During the period of the study, Delta B.1.617.2, Omicron BA.1, and Omicron BA.2 variants were identified from wastewater influent of Helsinki wastewater. Overall, identified variants and their proportions show positive agreement with clinical samples in the Helsinki area, indicating that this pipeline follows temporal and spatial variation of variants at the population level when visually comparing trends34. We also found some mutations that were not on the list of variant-specific mutations. These mutations may be associated with the founder effect of some variant in Finland, or represent traits of new variants in the population35. Also, those mutations may be shared with two or more variants, or are mutations which have frequency below 80% and are thus not includedin the list of variant-specific mutations. This indicates that the limitation of our strategy is the identification of novel variants, since variants are now recognized by predefined mutations. Discovering novel variants from wastewater may also be challenging due to several virus variants/types in sample and short sequencing reads5,12,35.
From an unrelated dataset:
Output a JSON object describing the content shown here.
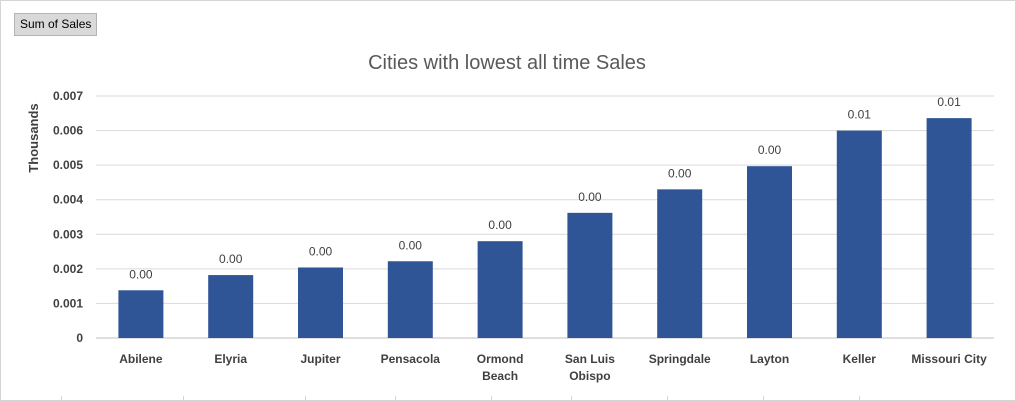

To conclude, the pipeline presented herein is suitable for detecting variants of SARS-CoV-2 from wastewater samples to follow spatial and temporal trends in the population. Also, this pipeline could be easily modified to detect variants of some other pathogen, e.g., influenza or the RS virus, when novel amplicon panels are designed with an appropriate tool36 and by replacing reference genome and primer clipping files of this protocol with the corresponding primer panel in use.